Abstract:With the injection of contrast material into blood vessels, multi-phase contrasted CT images can enhance the visibility of vessel networks in the human body. Reconstructing the 3D geometric morphology of liver vessels from the contrasted CT images can enable multiple liver preoperative surgical planning applications. Automatic reconstruction of liver vessel morphology remains a challenging problem due to the morphological complexity of liver vessels and the inconsistent vessel intensities among different multi-phase contrasted CT images. On the other side, high integrity is required for the 3D reconstruction to avoid decision making biases. In this paper, we propose a framework for liver vessel morphology reconstruction using both a fully convolutional neural network and a graph attention network.

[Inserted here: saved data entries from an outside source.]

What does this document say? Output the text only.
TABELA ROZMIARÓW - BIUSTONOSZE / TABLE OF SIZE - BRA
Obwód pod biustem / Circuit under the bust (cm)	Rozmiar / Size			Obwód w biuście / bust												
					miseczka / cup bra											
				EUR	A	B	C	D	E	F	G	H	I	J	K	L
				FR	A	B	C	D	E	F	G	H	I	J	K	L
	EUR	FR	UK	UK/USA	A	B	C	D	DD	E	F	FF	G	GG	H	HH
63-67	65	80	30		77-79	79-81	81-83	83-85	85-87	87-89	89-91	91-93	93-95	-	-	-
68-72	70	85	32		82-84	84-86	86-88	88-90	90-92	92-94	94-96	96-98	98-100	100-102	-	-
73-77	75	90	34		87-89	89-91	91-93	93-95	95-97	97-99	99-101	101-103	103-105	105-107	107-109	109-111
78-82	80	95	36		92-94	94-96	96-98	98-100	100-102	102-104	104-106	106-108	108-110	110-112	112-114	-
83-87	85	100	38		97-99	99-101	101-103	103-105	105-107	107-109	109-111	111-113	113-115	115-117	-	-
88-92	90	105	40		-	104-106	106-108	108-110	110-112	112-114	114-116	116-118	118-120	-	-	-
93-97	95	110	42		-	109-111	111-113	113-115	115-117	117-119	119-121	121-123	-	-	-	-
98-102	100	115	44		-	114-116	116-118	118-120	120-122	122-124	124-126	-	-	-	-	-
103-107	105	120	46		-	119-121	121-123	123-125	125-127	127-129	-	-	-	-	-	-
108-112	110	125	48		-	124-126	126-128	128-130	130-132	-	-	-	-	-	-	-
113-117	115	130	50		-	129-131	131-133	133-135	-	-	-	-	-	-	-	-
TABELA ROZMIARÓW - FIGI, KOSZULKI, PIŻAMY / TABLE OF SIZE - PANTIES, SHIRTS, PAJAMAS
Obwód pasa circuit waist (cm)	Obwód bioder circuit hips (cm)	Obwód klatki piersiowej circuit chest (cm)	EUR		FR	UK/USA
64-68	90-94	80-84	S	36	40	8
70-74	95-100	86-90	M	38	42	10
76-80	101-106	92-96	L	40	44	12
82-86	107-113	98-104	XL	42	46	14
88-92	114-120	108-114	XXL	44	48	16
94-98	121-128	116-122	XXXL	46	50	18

A fully convolutional neural network is first trained to produce the liver vessel centerline heatmap. An over-reconstructed liver vessel graph model is then traced based on the heatmap using an image processing based algorithm. We use a graph attention network to prune the false-positive branches by predicting the presence probability of each segmented branch in the initial reconstruction using the aggregated CNN features. We evaluated the proposed framework on an in-house dataset consisting of 418 multi-phase abdomen CT images with contrast. The proposed graph network pruning improves the overall reconstruction F1 score by 6.4% over the baseline. It also outperformed the other state-of-the-art curvilinear structure reconstruction algorithms.